[
https://issues.apache.org/jira/browse/MAPREDUCE-5076?page=com.atlassian.jira.plugin.system.issuetabpanels:comment-tabpanel&focusedCommentId=13605659#comment-13605659
]
Sandy Ryza commented on MAPREDUCE-5076:
---------------------------------------
It looks like this is not nearly as bad as I first thought it was. The last 16
MB were being added to the second split, meaning that the max split size was
being exceeded, but that no data was lost.
> CombineFileInputFormat can create splits that exceed maxSplitSize
> -----------------------------------------------------------------
>
> Key: MAPREDUCE-5076
> URL: https://issues.apache.org/jira/browse/MAPREDUCE-5076
> Project: Hadoop Map/Reduce
> Issue Type: Bug
> Reporter: Sandy Ryza
> Assignee: Sandy Ryza
>
> I ran a local job with CombineFileInputFormat using an 80 MB file and a max
> split size of 32 MB (the default local FS block size).

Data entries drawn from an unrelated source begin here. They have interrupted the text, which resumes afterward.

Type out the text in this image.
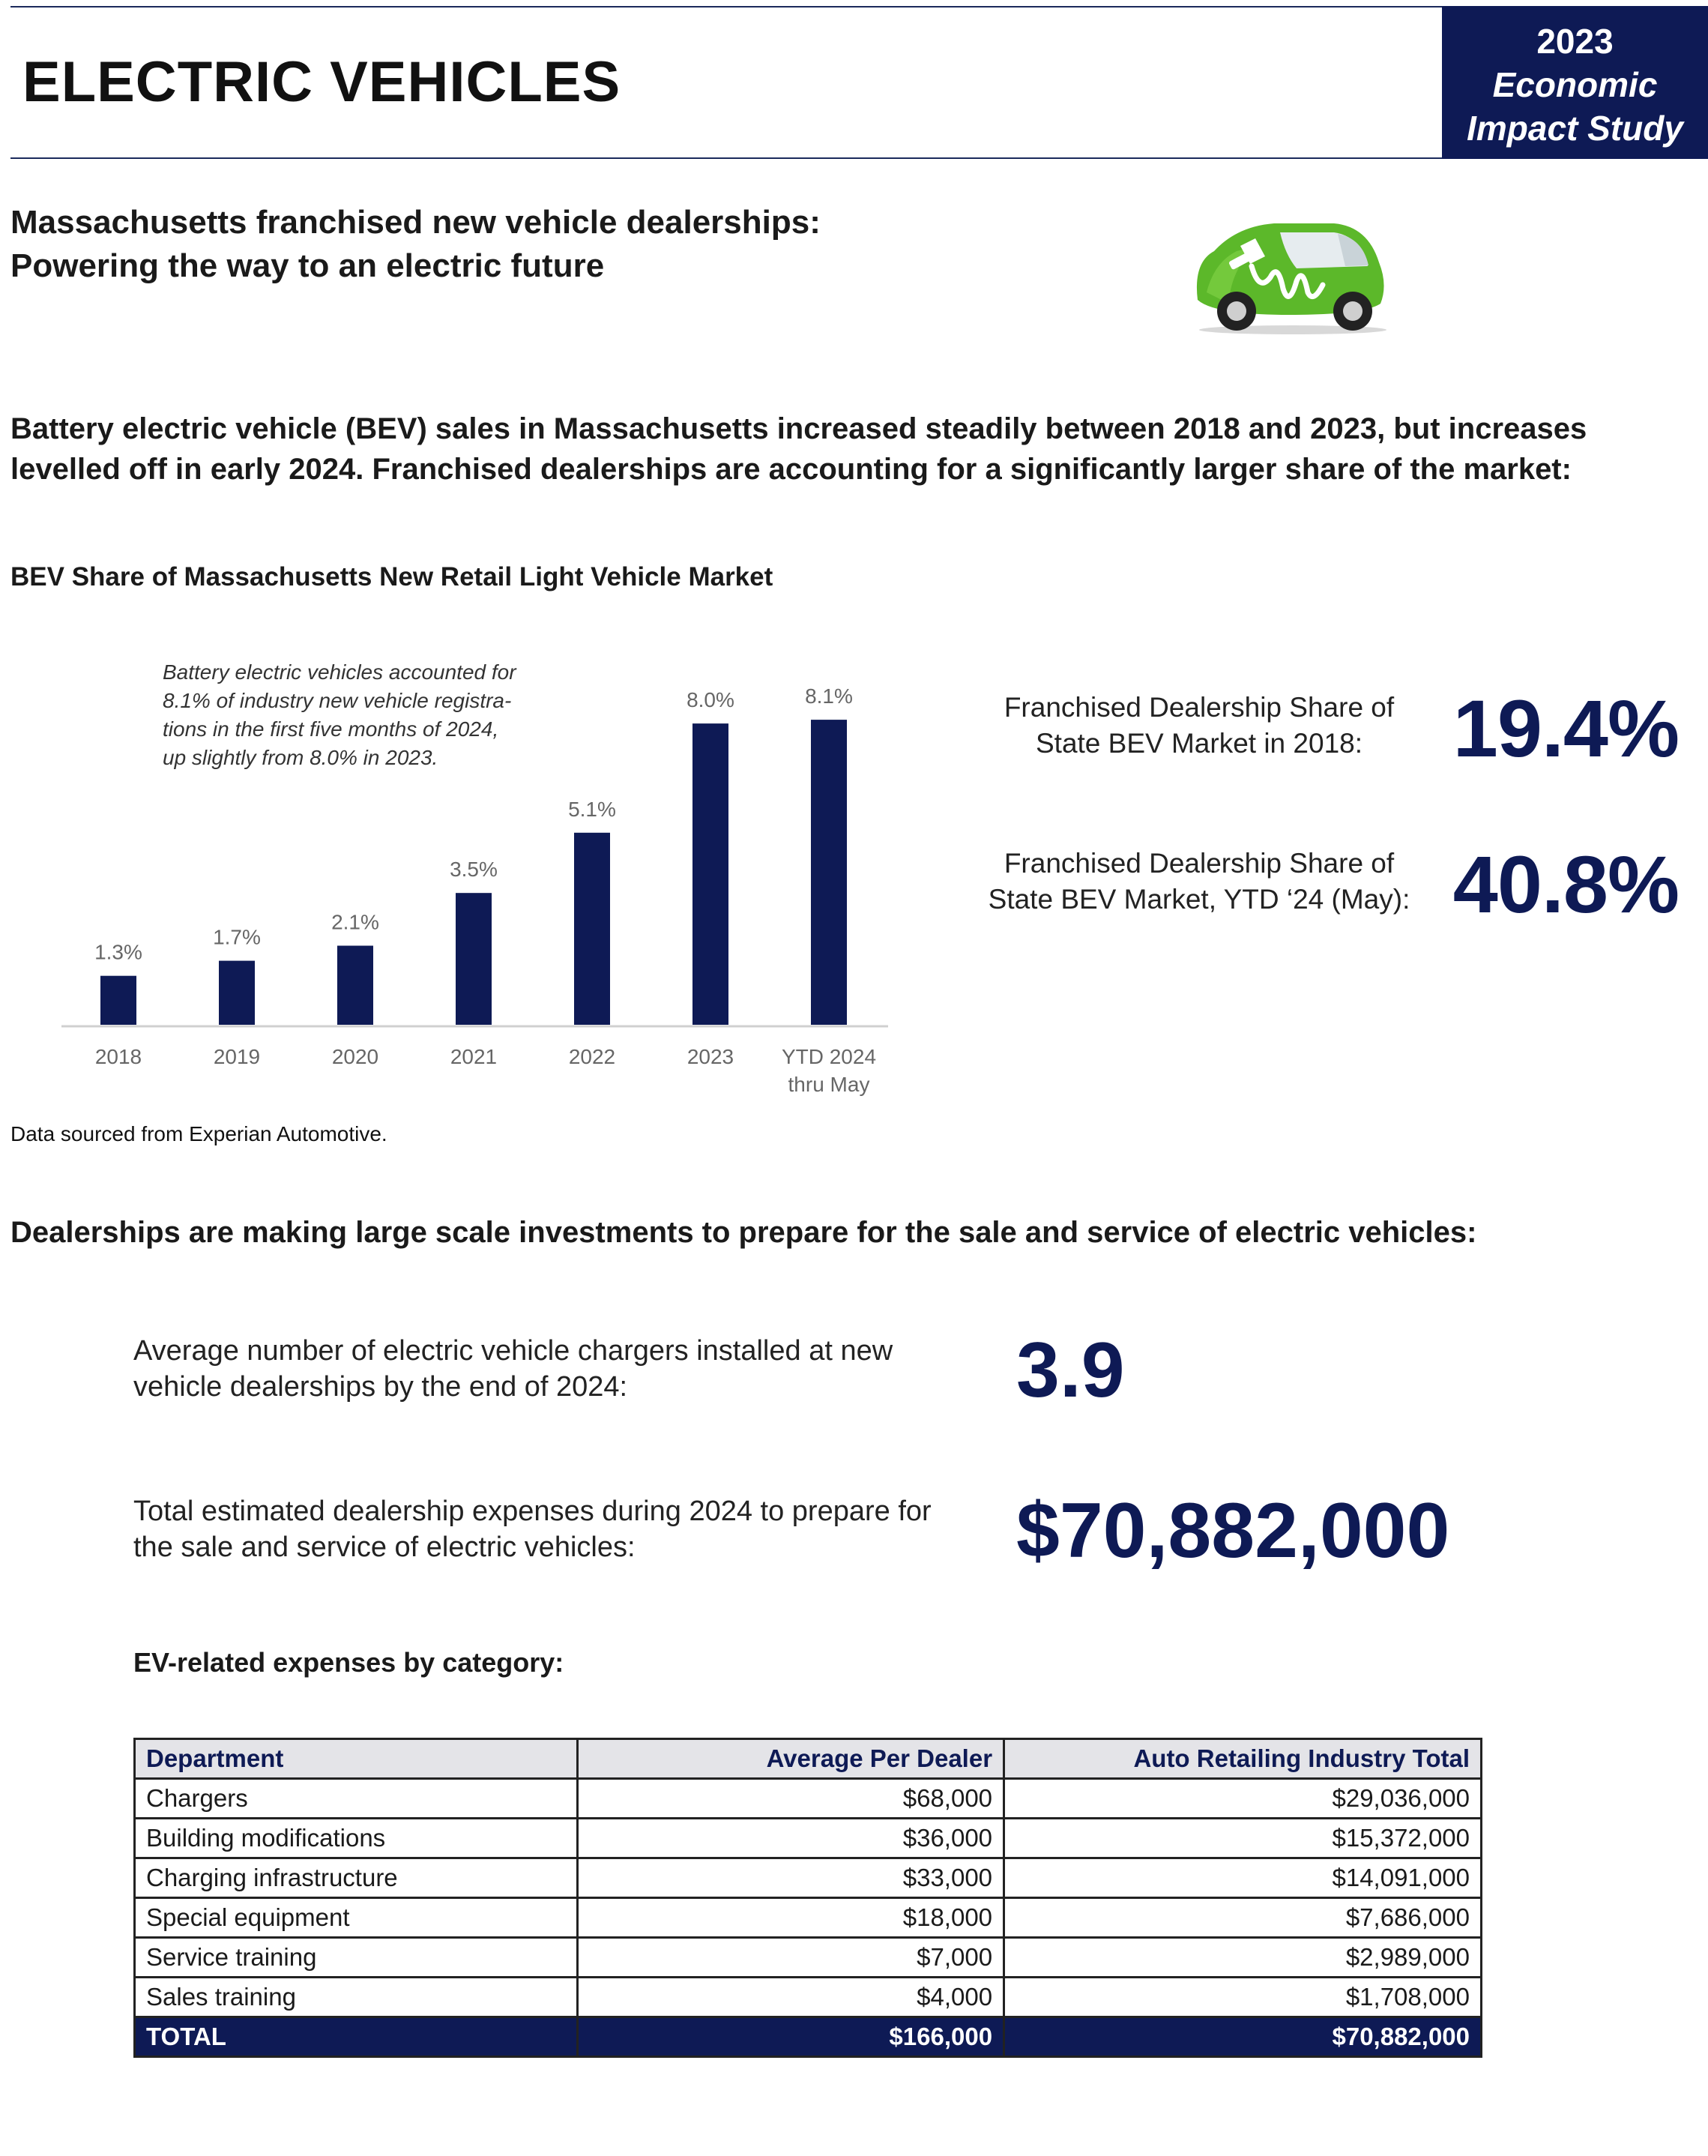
ELECTRIC VEHICLES
2023
Economic
Impact Study
Massachusetts franchised new vehicle dealerships:
Powering the way to an electric future
Battery electric vehicle (BEV) sales in Massachusetts increased steadily between 2018 and 2023, but increases
levelled off in early 2024. Franchised dealerships are accounting for a significantly larger share of the market:
BEV Share of Massachusetts New Retail Light Vehicle Market
1.3%
2018
1.7%
2019
2.1%
2020
3.5%
2021
5.1%
2022
8.0%
2023
8.1%
YTD 2024
thru May
Battery electric vehicles accounted for
8.1% of industry new vehicle registra-
tions in the first five months of 2024,
up slightly from 8.0% in 2023.
Franchised Dealership Share of
State BEV Market in 2018:	19.4%
Franchised Dealership Share of
State BEV Market, YTD ‘24 (May): 40.8%
Data sourced from Experian Automotive.
Dealerships are making large scale investments to prepare for the sale and service of electric vehicles:
Average number of electric vehicle chargers installed at new
vehicle dealerships by the end of 2024:	3.9
Total estimated dealership expenses during 2024 to prepare for
the sale and service of electric vehicles:	$70,882,000
EV-related expenses by category:
Department	Average Per Dealer	Auto Retailing Industry Total
Chargers	$68,000	$29,036,000
Building modifications	$36,000	$15,372,000
Charging infrastructure	$33,000	$14,091,000
Special equipment	$18,000	$7,686,000
Service training	$7,000	$2,989,000
Sales training	$4,000	$1,708,000
TOTAL	$166,000	$70,882,000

The job ran with two
> splits of 32 MB, and the last 16 MB were just omitted.
> This appears to be caused by a subtle bug in getMoreSplits, in which the code
> that generates the splits from the blocks expects the 16 MB block to be at
> the end of the block list. But the code that generates the blocks does not
> respect this.
--
This message is automatically generated by JIRA.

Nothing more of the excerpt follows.